Posted Jul 13, 2010 12:43 pm CDT
Cohen & Slamowitz has only 14 lawyers on staff, but it manages to file about 80,000 lawsuits a year.
The Woodbury, N.Y., firm files debt collection suits, and it uses computer software to help prepare its cases, the New York Times reports. It also hires outside lawyers to appear in court on a per diem basis and has on staff 30 to 40 paralegals and secretaries, as well as about 60 people trying to collect debts, firm partner David Cohen said in a 2009 deposition.
One software program used by law firms, Collection-Master, can generate collection letters, summonses and lawsuits, according to the story. The plaintiffs are often debt buyers who purchased the right to collect debt from credit card companies for as little as 5 cents or less on the dollar.
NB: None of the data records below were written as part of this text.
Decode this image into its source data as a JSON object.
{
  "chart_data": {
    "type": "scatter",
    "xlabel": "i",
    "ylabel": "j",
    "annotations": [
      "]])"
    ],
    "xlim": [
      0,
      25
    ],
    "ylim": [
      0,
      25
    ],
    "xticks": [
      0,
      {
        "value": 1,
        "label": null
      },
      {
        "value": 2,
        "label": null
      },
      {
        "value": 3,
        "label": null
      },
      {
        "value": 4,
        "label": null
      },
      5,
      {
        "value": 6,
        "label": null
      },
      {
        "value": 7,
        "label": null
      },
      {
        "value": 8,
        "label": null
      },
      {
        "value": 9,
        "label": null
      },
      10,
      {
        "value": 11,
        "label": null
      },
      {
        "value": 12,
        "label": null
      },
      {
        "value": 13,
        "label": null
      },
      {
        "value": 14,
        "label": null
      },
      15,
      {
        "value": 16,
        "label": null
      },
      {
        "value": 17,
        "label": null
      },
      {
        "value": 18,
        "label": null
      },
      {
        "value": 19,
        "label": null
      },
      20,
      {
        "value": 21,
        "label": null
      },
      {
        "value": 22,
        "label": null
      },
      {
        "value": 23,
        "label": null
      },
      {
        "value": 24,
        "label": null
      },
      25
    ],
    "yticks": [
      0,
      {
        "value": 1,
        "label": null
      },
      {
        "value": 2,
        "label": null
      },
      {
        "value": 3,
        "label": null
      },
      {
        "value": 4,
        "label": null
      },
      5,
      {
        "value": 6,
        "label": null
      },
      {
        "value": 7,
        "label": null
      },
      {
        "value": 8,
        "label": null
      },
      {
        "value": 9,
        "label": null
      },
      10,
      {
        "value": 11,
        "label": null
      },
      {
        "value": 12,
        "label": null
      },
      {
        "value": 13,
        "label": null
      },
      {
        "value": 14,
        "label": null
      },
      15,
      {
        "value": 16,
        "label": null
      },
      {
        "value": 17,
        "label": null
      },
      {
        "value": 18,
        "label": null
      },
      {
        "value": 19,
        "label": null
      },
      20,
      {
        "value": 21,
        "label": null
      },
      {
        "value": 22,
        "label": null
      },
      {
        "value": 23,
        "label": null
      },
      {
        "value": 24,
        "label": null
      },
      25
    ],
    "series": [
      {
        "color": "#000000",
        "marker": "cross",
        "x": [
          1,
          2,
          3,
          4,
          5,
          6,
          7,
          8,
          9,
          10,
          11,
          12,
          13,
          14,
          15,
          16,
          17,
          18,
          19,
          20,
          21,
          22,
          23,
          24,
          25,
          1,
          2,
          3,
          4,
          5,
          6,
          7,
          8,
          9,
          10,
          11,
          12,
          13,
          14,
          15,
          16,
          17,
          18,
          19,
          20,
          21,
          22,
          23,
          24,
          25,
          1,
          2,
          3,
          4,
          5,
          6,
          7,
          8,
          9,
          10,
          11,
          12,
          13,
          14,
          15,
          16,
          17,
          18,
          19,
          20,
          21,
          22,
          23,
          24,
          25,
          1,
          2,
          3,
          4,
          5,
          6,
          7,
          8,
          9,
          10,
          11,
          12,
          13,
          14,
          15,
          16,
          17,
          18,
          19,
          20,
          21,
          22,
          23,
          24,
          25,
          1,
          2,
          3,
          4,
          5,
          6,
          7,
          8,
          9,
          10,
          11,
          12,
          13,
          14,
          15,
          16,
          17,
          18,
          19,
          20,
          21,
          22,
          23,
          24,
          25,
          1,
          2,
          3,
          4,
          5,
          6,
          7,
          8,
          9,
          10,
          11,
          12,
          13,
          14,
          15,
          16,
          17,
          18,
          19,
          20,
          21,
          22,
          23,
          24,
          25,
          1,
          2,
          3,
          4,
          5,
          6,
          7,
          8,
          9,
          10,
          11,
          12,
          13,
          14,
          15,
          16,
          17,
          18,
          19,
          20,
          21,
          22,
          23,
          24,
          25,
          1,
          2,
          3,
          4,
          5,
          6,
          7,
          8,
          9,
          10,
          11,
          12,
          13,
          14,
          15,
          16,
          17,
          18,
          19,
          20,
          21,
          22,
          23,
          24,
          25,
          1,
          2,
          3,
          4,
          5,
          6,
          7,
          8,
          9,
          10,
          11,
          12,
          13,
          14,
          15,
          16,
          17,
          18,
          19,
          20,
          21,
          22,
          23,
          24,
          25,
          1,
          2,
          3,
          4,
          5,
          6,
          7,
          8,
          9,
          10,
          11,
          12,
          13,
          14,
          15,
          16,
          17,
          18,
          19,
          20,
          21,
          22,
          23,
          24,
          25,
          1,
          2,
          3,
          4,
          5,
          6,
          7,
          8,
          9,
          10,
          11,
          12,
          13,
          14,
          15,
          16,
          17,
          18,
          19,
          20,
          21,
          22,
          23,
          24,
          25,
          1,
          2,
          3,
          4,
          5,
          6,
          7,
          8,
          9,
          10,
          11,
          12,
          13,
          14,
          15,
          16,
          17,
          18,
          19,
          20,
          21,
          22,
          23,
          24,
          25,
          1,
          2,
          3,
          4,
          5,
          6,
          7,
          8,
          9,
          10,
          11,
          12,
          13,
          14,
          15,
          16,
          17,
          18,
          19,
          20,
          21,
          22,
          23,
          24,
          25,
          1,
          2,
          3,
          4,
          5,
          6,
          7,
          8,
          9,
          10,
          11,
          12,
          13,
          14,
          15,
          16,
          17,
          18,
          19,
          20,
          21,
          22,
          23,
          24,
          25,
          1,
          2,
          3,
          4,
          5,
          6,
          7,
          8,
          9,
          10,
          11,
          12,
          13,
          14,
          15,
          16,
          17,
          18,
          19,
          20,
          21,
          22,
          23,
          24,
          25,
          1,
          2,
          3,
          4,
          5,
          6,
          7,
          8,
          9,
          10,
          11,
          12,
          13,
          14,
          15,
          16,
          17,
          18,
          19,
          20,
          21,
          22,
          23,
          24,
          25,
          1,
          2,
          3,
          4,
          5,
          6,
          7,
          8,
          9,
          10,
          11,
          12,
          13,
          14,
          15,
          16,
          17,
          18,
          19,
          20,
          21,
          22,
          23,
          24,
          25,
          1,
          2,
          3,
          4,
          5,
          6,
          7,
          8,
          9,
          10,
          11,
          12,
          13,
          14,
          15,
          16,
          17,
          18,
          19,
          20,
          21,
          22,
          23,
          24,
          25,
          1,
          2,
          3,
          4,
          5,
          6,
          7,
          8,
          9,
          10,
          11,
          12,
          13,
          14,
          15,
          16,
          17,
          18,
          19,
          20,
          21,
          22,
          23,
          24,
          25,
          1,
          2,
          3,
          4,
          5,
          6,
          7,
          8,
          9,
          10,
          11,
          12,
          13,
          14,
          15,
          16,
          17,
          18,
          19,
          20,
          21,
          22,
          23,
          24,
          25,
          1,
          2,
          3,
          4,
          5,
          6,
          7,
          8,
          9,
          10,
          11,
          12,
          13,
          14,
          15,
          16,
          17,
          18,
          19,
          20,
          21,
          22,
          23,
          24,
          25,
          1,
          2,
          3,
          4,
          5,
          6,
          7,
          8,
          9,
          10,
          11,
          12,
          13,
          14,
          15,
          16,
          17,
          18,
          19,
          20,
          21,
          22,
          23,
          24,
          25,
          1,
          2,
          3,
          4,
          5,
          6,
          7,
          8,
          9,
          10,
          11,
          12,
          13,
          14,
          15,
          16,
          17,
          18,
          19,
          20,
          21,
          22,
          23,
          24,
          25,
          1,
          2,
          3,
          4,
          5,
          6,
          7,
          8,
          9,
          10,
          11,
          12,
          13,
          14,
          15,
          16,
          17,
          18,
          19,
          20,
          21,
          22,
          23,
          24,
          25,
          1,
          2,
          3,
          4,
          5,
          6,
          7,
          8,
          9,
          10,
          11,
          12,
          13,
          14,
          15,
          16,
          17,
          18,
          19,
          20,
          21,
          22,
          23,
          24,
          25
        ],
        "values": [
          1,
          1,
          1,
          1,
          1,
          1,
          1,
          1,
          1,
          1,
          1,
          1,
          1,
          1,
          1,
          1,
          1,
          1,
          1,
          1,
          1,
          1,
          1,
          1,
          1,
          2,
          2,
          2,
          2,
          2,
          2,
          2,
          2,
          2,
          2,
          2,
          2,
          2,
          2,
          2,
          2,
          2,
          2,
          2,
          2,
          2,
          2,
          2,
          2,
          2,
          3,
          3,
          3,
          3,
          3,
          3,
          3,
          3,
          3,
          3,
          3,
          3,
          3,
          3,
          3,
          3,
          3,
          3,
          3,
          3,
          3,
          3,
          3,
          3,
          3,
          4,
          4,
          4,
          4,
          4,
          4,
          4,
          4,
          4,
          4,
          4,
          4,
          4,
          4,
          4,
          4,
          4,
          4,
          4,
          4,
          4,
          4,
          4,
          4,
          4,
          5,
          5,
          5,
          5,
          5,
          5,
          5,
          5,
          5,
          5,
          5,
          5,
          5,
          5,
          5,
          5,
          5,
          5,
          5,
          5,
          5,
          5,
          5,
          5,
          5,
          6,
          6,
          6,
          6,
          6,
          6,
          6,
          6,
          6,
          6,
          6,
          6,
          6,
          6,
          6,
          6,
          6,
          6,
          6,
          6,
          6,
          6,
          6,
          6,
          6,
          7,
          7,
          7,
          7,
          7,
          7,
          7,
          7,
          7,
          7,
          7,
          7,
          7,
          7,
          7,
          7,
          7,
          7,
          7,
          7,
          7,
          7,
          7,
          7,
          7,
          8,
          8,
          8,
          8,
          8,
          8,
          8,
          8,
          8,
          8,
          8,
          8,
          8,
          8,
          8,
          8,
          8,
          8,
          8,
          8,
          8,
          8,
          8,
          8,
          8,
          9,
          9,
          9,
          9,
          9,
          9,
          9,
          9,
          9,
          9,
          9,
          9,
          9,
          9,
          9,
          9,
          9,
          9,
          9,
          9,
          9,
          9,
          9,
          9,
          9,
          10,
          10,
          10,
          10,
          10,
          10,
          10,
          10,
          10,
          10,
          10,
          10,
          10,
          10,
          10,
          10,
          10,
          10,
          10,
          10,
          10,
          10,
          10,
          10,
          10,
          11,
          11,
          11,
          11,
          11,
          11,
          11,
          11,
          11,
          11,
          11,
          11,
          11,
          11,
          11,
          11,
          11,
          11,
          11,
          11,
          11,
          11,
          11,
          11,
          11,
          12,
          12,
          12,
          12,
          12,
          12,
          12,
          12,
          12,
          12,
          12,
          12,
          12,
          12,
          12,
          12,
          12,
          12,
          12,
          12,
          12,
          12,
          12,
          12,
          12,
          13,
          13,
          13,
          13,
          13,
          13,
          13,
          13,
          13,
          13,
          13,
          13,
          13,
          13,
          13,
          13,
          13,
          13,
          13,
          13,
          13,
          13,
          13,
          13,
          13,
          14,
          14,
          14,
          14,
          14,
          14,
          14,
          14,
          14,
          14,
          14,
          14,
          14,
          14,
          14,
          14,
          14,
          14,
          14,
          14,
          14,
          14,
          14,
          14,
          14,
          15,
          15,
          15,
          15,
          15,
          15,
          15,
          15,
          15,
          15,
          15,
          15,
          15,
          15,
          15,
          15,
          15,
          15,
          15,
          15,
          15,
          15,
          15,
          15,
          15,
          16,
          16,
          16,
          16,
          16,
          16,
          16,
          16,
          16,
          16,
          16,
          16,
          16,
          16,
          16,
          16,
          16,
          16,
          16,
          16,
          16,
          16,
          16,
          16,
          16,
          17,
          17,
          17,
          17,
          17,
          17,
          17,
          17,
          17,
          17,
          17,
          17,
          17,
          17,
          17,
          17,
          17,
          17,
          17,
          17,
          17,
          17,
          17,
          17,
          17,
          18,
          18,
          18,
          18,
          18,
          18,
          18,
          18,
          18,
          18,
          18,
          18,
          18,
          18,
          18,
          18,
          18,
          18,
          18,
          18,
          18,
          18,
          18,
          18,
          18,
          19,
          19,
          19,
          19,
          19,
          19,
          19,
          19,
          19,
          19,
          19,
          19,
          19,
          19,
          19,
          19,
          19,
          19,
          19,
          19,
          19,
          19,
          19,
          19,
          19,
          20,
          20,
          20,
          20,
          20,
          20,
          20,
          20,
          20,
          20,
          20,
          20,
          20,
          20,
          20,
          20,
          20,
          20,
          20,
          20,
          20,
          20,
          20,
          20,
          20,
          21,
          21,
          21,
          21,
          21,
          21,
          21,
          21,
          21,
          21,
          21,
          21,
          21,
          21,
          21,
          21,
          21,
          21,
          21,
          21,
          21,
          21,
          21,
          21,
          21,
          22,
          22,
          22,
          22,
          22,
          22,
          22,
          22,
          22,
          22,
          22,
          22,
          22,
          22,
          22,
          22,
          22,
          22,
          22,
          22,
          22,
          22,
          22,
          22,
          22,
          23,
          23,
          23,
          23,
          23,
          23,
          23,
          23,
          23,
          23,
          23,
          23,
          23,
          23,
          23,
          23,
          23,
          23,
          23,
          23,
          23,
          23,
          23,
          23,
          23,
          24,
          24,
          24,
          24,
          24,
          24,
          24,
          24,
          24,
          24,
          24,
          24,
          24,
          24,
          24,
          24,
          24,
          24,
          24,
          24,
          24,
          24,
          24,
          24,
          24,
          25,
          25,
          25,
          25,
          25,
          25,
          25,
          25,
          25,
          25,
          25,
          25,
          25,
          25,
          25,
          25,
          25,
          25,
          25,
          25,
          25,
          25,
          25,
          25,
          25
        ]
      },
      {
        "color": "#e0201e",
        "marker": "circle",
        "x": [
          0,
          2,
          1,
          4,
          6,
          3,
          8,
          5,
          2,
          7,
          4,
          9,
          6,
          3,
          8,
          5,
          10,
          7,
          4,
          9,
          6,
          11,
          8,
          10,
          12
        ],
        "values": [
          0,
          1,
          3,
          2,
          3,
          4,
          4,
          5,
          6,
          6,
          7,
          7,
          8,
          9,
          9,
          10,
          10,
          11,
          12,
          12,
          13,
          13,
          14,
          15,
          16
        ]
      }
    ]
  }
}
The debt buyers send their databases of consumers in default to law firms, which then feed the information into their software programs.
In a Times interview, Richard Rubin, a New Mexico lawyer who represents consumers in debt collection cases, criticizes the automated suits as “the factory approach to practicing law.” Other critics say the suits are sometimes based on inaccurate or insufficient information, and the huge numbers of cases are straining the court system.
The Federal Trade Commission issued a report on the debt collection system Monday that calls on states to require more information about debts in the lawsuits, according to a press release. The FTC also says states should take steps to make it less likely that collectors will sue after the statute of limitations has run.